The short version: the original agreements between the council and the developers in 2007 and 2010 weren’t properly thought through and the local councillors at the time did not seem to understand the issues.

Labour’s Campaign for Mayor

The Labour candidate is Nik Johnson, and he has my full support and backing – you can find out more about him and how to support him on his website at https://drnikjohnson.co.uk

Here is what I wrote in support of my candidacy.

I’ve been a Cambridge City Councillor since 2018 and I am looking forward to standing again for the council at the next election, in May 2021. 

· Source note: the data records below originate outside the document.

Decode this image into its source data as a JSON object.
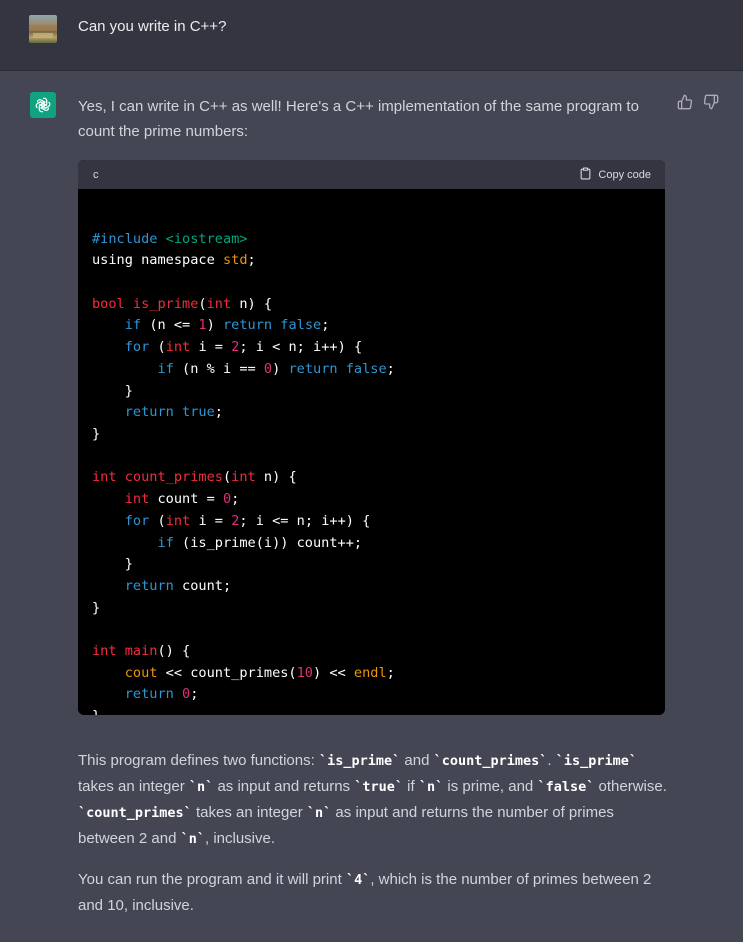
{
  "user": {
    "message": "Can you write in C++?"
  },
  "assistant": {
    "intro": "Yes, I can write in C++ as well! Here's a C++ implementation of the same program to count the prime numbers:",
    "code_block": {
      "language": "c",
      "copy_label": "Copy code",
      "lines": [
        [],
        [
          [
            "#include ",
            "k"
          ],
          [
            "<iostream>",
            "g"
          ]
        ],
        [
          [
            "using namespace ",
            ""
          ],
          [
            "std",
            "o"
          ],
          [
            ";",
            ""
          ]
        ],
        [],
        [
          [
            "bool ",
            "t"
          ],
          [
            "is_prime",
            "f"
          ],
          [
            "(",
            ""
          ],
          [
            "int ",
            "t"
          ],
          [
            "n) {",
            ""
          ]
        ],
        [
          [
            "    ",
            ""
          ],
          [
            "if ",
            "k"
          ],
          [
            "(n <= ",
            ""
          ],
          [
            "1",
            "n"
          ],
          [
            ") ",
            ""
          ],
          [
            "return false",
            "k"
          ],
          [
            ";",
            ""
          ]
        ],
        [
          [
            "    ",
            ""
          ],
          [
            "for ",
            "k"
          ],
          [
            "(",
            ""
          ],
          [
            "int ",
            "t"
          ],
          [
            "i = ",
            ""
          ],
          [
            "2",
            "n"
          ],
          [
            "; i < n; i++) {",
            ""
          ]
        ],
        [
          [
            "        ",
            ""
          ],
          [
            "if ",
            "k"
          ],
          [
            "(n % i == ",
            ""
          ],
          [
            "0",
            "n"
          ],
          [
            ") ",
            ""
          ],
          [
            "return false",
            "k"
          ],
          [
            ";",
            ""
          ]
        ],
        [
          [
            "    }",
            ""
          ]
        ],
        [
          [
            "    ",
            ""
          ],
          [
            "return true",
            "k"
          ],
          [
            ";",
            ""
          ]
        ],
        [
          [
            "}",
            ""
          ]
        ],
        [],
        [
          [
            "int ",
            "t"
          ],
          [
            "count_primes",
            "f"
          ],
          [
            "(",
            ""
          ],
          [
            "int ",
            "t"
          ],
          [
            "n) {",
            ""
          ]
        ],
        [
          [
            "    ",
            ""
          ],
          [
            "int ",
            "t"
          ],
          [
            "count = ",
            ""
          ],
          [
            "0",
            "n"
          ],
          [
            ";",
            ""
          ]
        ],
        [
          [
            "    ",
            ""
          ],
          [
            "for ",
            "k"
          ],
          [
            "(",
            ""
          ],
          [
            "int ",
            "t"
          ],
          [
            "i = ",
            ""
          ],
          [
            "2",
            "n"
          ],
          [
            "; i <= n; i++) {",
            ""
          ]
        ],
        [
          [
            "        ",
            ""
          ],
          [
            "if ",
            "k"
          ],
          [
            "(is_prime(i)) count++;",
            ""
          ]
        ],
        [
          [
            "    }",
            ""
          ]
        ],
        [
          [
            "    ",
            ""
          ],
          [
            "return ",
            "k"
          ],
          [
            "count;",
            ""
          ]
        ],
        [
          [
            "}",
            ""
          ]
        ],
        [],
        [
          [
            "int ",
            "t"
          ],
          [
            "main",
            "f"
          ],
          [
            "() {",
            ""
          ]
        ],
        [
          [
            "    ",
            ""
          ],
          [
            "cout ",
            "o"
          ],
          [
            "<< count_primes(",
            ""
          ],
          [
            "10",
            "n"
          ],
          [
            ") << ",
            ""
          ],
          [
            "endl",
            "o"
          ],
          [
            ";",
            ""
          ]
        ],
        [
          [
            "    ",
            ""
          ],
          [
            "return ",
            "k"
          ],
          [
            "0",
            "n"
          ],
          [
            ";",
            ""
          ]
        ],
        [
          [
            "}",
            ""
          ]
        ]
      ]
    },
    "para1": [
      [
        "This program defines two functions: ",
        ""
      ],
      [
        "`is_prime`",
        "b"
      ],
      [
        " and ",
        ""
      ],
      [
        "`count_primes`",
        "b"
      ],
      [
        ". ",
        ""
      ],
      [
        "`is_prime`",
        "b"
      ],
      [
        " takes an integer ",
        ""
      ],
      [
        "`n`",
        "b"
      ],
      [
        " as input and returns ",
        ""
      ],
      [
        "`true`",
        "b"
      ],
      [
        " if ",
        ""
      ],
      [
        "`n`",
        "b"
      ],
      [
        " is prime, and ",
        ""
      ],
      [
        "`false`",
        "b"
      ],
      [
        " otherwise. ",
        ""
      ],
      [
        "`count_primes`",
        "b"
      ],
      [
        " takes an integer ",
        ""
      ],
      [
        "`n`",
        "b"
      ],
      [
        " as input and returns the number of primes between 2 and ",
        ""
      ],
      [
        "`n`",
        "b"
      ],
      [
        ", inclusive.",
        ""
      ]
    ],
    "para2": [
      [
        "You can run the program and it will print ",
        ""
      ],
      [
        "`4`",
        "b"
      ],
      [
        ", which is the number of primes between 2 and 10, inclusive.",
        ""
      ]
    ]
  },
  "colors": {
    "background": "#444654",
    "user_row": "#343541",
    "accent": "#10a37f",
    "code_bg": "#000000"
  },
  "icons": [
    "user-avatar",
    "openai-logo-icon",
    "thumbs-up-icon",
    "thumbs-down-icon",
    "clipboard-icon"
  ]
}
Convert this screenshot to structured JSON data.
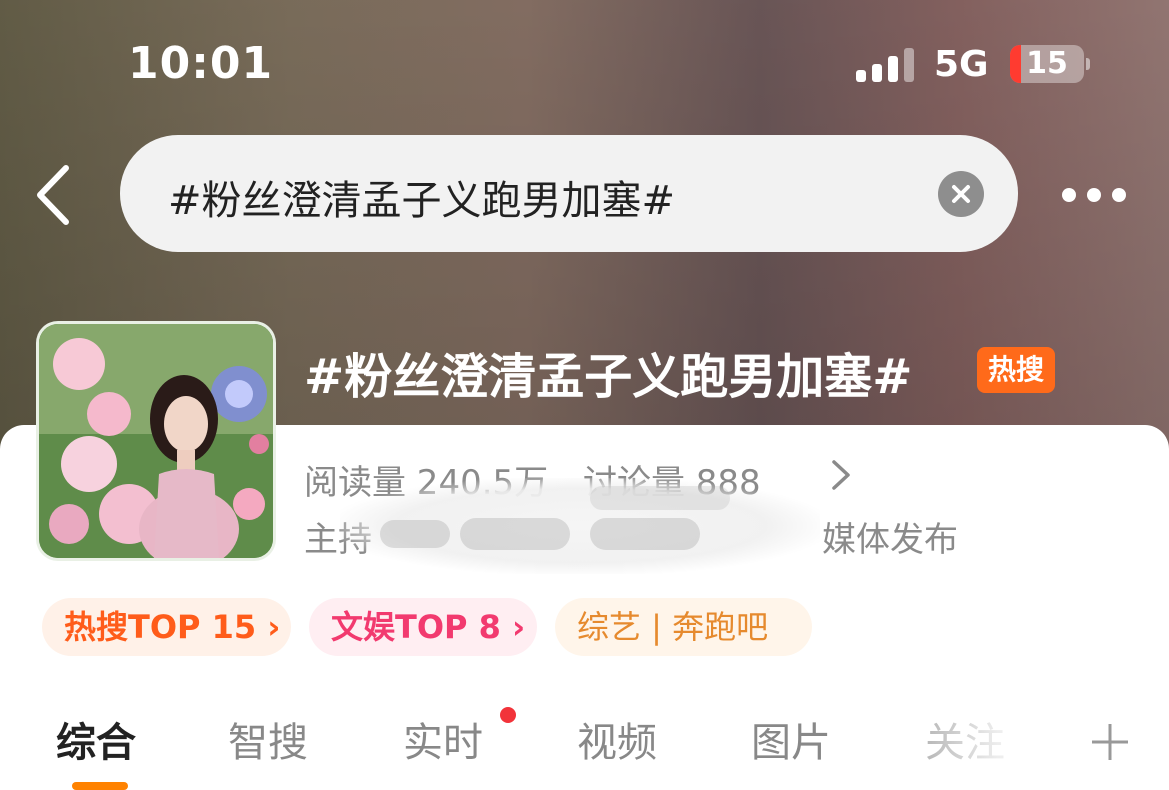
{
  "status_bar": {
    "time": "10:01",
    "network": "5G",
    "battery_level": "15",
    "battery_fraction": 0.15,
    "icons": [
      "signal-bars-icon",
      "battery-icon"
    ]
  },
  "nav": {
    "back_icon": "chevron-left-icon",
    "search_query": "#粉丝澄清孟子义跑男加塞#",
    "clear_icon": "clear-circle-icon",
    "more_icon": "more-dots-icon"
  },
  "topic": {
    "title": "#粉丝澄清孟子义跑男加塞#",
    "badge": "热搜",
    "stats": {
      "reads": "阅读量 240.5万",
      "discussions": "讨论量 888"
    },
    "host_prefix": "主持",
    "host_suffix": "媒体发布"
  },
  "chips": [
    {
      "label": "热搜TOP 15 ›"
    },
    {
      "label": "文娱TOP 8 ›"
    },
    {
      "label": "综艺 | 奔跑吧"
    }
  ],
  "tabs": [
    "综合",
    "智搜",
    "实时",
    "视频",
    "图片",
    "关注"
  ],
  "active_tab": "综合",
  "colors": {
    "accent": "#ff8200",
    "hot_badge": "#ff6a1a",
    "live_dot": "#f2333a",
    "chip_hot_text": "#ff5c1a",
    "chip_ent_text": "#f23a6f",
    "chip_show_text": "#e68a2e"
  }
}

However I have also put myself forward to be the Labour Party candidate for another election taking place at the same time, the election for the Mayor of the Cambridgeshire and Peterborough combined authority.  

The combined authority was established in 2017, with a wide range of responsibilities including promoting local economic growth, developing transport infrastructure, housing – especially affordable and council housing, skills and apprenticeships.

If I am selected as Labour candidate I will propose policies for the Combined Authority that the region and each of the seven local authorities will benefit from, and if elected I will deliver these policies, honestly and transparently.  

As an executive councillor in Cambridge I have been working on the shared local plan for Greater Cambridge. As an architect I know that the new plan has the potential to transform how we build new homes and communities. At the same time, I have the vision to improve how we provide spaces to support existing and new businesses and organisations. 

As we develop our plans together, we need to be mindful to reduce our carbon footprint and ensure that we all understand the consequences of our decisions. As a Labour Mayor I will stop the Combined Authority making things worse and take actions to control our negative effects on the climate and biodiversity crisis.

As a Labour Mayor I will commit to build new homes, create opportunities for jobs, and make sure every young person has an education that is right for them. The next generation need homes to live in, jobs they will enjoy, and infrastructure that supports them.

We don’t just need more homes, we need great new homes, particularly Council homes.  To be serious about climate change, we also need a plan to improve what we already have.

And of course we need to acknowledge that Covid 19 has forced us to adjust our living, working, and learning patterns. My manifesto will be visionary in reacting to the new situation whilst tackling inequality, and promoting infrastructure and a working transport system.

If selected by Labour to stand for Mayor you can expect to hear a lot more about my plans.